Ich wurde nach Ravenclaw eingeteilt und freute mich sehr darüber. Mein Dad hatte mir von den Häusern erzählt und ich wollte schon immer nach Ravenclaw. Dennoch lief das erste Jahr nicht so wie erhofft. Ich merkte selber, wie langweillig es war, eine Streberin zur Freundin zu haben. Das klingt jetzt ziemlich doof, aber den Mädels aus meinem Jahrgang war Schule noch 1000 mal wichtiger als mir und ich begriff, wie es für meine alte Klasse gewesen sein musste.

So wollte ich nicht mehr sein. In meinem zweiten Jahr lernte ich Dorcas kennen. Eine blonde Erstklässlerin, die Gryffindor ihr Zuhause nannte. Sie war so ziemlich das Gegenteil von den anderen Mädchen, von denen ich mich distanzieren wollte. Das wir uns kennenlernten war ein ziemlicher Zufall. Ich wollte mich unbedingt ändern und Dorcas strahlte genau das aus, was ich wollte.

Am Anfang war sie noch gar nicht so bitchig. Die Veränderung kam mit der Zeit und wie ich zugeben muss, bei uns beiden. Mir war das selber überhaupt nicht bewusst und ich hakte auch nicht nach, wenn Dorcas meinte, man müsse jetzt high heels tragen, um cool zu sein. Ich tat es einfach.

Das ganze wurde dann noch verstärkt, als ich anfing, mich in James zu verknallen. Ich versuchte alles, um seine Aufmerksamkeit zu erlangen und erst jetzt ist mir klar, dass das wohl ziemlich negativ war. Egal, was ich versuchte, er hatte nur Augen für dich.

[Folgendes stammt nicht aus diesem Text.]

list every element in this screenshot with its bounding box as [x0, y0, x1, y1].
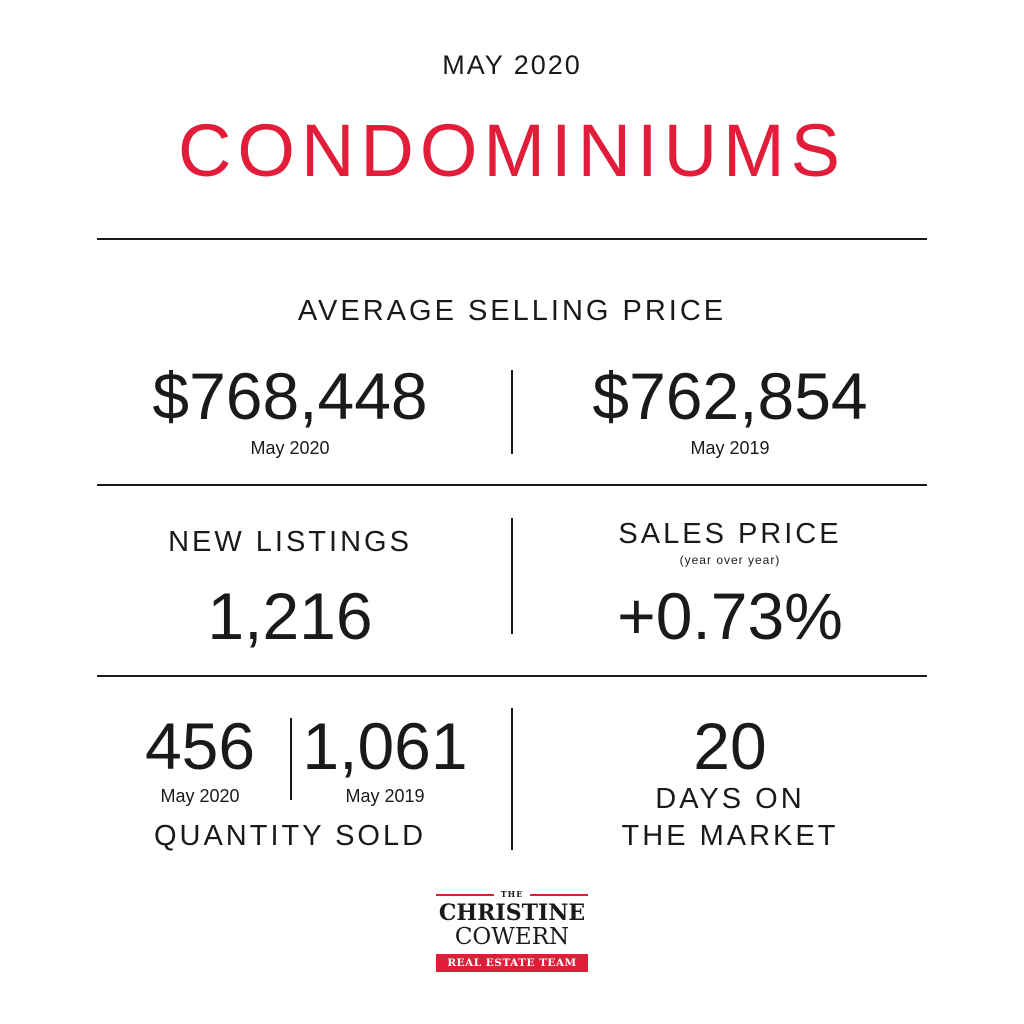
quantity-sold-current-caption: May 2020 — [160, 786, 240, 806]
page-title: CONDOMINIUMS — [177, 109, 847, 192]
logo-the-row: THE — [432, 889, 592, 900]
average-price-current-caption: May 2020 — [250, 438, 330, 458]
logo-rule-right — [530, 894, 588, 896]
quantity-sold-label: QUANTITY SOLD — [153, 820, 427, 852]
average-selling-price-label: AVERAGE SELLING PRICE — [297, 295, 727, 327]
quantity-sold-inner-divider — [290, 718, 292, 800]
logo-rule-left — [436, 894, 494, 896]
quantity-sold-previous-caption: May 2019 — [345, 786, 425, 806]
quantity-days-divider — [511, 708, 513, 850]
listings-bottom-divider — [97, 675, 927, 677]
average-price-previous-value: $762,854 — [592, 359, 868, 433]
sales-price-change-value: +0.73% — [617, 579, 843, 653]
quantity-sold-current-value: 456 — [144, 709, 256, 783]
new-listings-label: NEW LISTINGS — [168, 526, 412, 558]
logo-band: REAL ESTATE TEAM — [436, 954, 588, 972]
sales-price-sublabel: (year over year) — [679, 553, 781, 567]
brand-logo: THE CHRISTINE COWERN REAL ESTATE TEAM — [432, 884, 592, 984]
quantity-sold-previous-value: 1,061 — [302, 709, 468, 783]
report-month: MAY 2020 — [442, 50, 582, 80]
average-price-bottom-divider — [97, 484, 927, 486]
days-on-market-value: 20 — [693, 709, 767, 783]
average-price-previous-caption: May 2019 — [690, 438, 770, 458]
logo-band-text: REAL ESTATE TEAM — [447, 957, 577, 969]
logo-the-text: THE — [500, 889, 524, 899]
header-divider — [97, 238, 927, 240]
new-listings-value: 1,216 — [207, 579, 373, 653]
sales-price-label: SALES PRICE — [618, 518, 842, 550]
average-price-current-value: $768,448 — [152, 359, 428, 433]
listings-divider — [511, 518, 513, 634]
average-price-divider — [511, 370, 513, 454]
logo-name-first: CHRISTINE — [438, 900, 586, 926]
logo-name-last: COWERN — [454, 924, 570, 950]
days-on-market-label-line1: DAYS ON — [655, 783, 805, 815]
days-on-market-label-line2: THE MARKET — [621, 820, 839, 852]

Ich wurde sehr schnell ziemlich eifersüchtig auf dich. Du warst genauso wie ich damals. Doch du hattest eine allerbeste Freundin, die für dich sterben würde, kamst mit jedem zurecht, warst gut in der Schule und James himmelte dich an. Ich lernte schnell, dich abgrundtief zu hassen.

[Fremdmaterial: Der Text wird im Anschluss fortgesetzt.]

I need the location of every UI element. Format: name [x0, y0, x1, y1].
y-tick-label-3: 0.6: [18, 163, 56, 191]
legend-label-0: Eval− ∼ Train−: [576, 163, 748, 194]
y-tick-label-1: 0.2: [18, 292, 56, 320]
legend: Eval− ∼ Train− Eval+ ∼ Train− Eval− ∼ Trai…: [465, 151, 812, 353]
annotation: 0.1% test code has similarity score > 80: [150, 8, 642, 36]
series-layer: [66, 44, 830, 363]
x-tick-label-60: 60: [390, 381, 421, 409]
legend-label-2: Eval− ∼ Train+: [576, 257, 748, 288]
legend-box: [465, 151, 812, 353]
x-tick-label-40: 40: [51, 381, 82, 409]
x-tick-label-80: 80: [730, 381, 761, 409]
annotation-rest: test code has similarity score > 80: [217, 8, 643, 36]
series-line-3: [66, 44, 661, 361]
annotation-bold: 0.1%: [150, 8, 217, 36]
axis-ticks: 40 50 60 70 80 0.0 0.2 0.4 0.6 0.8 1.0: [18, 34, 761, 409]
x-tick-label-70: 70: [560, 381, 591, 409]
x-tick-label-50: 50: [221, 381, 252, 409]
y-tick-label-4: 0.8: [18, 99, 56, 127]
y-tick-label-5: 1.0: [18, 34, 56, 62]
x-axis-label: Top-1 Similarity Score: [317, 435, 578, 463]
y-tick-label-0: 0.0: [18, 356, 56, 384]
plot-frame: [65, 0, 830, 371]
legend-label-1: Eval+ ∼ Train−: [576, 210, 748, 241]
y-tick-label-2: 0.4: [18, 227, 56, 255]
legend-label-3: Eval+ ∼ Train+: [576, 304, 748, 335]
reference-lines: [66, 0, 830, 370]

Nachdem ich dann euer Date gesehen hatte, wurde mir jedoch klar, warum er so vernarrt in dich ist. Du bist natürlich, nie aufgesetzt und trotzdem immer freundlich zu jedem. Ich dagegen war über die Jahre eine Barbie Puppe geworden, hatte über jeden gelästert, der nicht in mein aufgesetztes Weltbild passte.

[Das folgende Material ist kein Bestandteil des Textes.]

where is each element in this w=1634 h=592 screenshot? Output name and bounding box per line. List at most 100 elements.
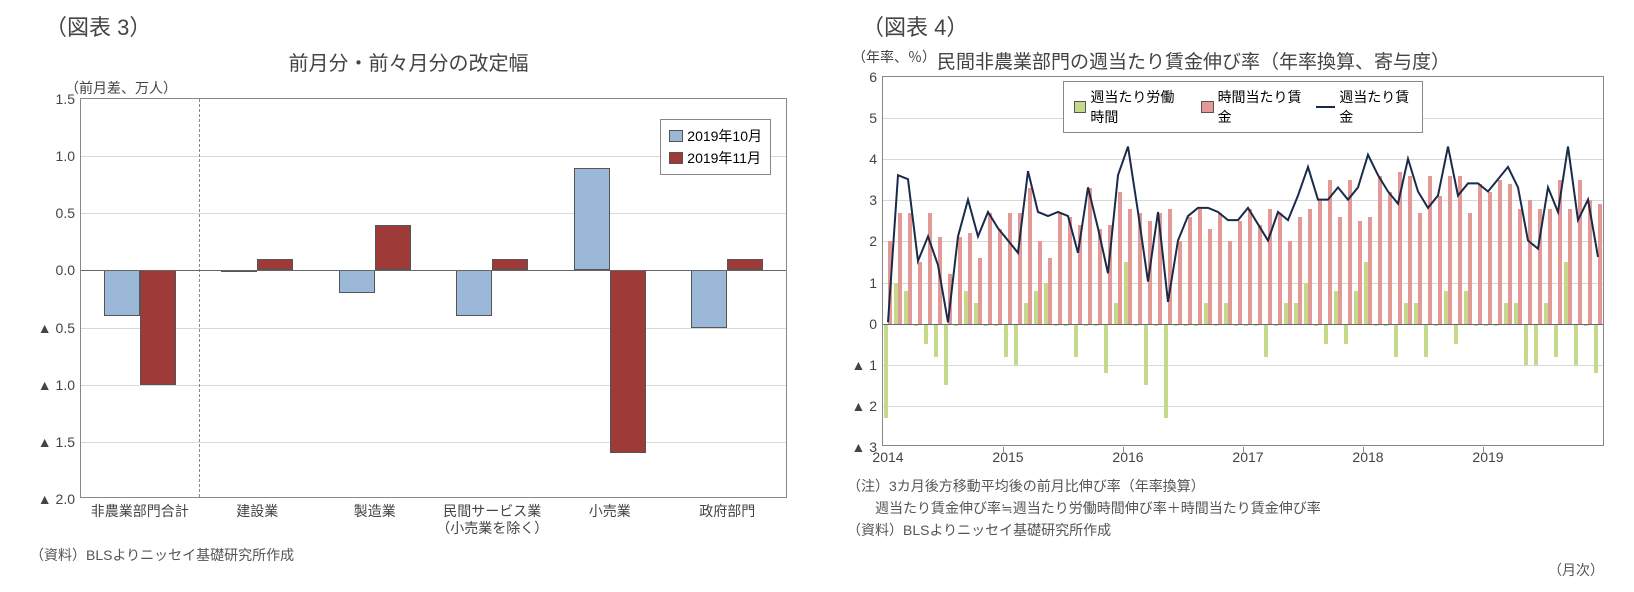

Mein Herz ist an diesem Abend zu Bruch gegangen, aber ich habe auch eine wichtige Sache festgestellt. Fassaden bringen mich nicht weiter. Eigentlich müsste ich dich dafür hassen, dass dich jeder mag, aber es geht nicht, weil ich genau weiß, warum dich jeder mag."

Die Tränen liefen nur so über ihre Wangen. Ich wischte sie vorsichtig weg und umarmte sie. Sie tat mir so schrecklich leid!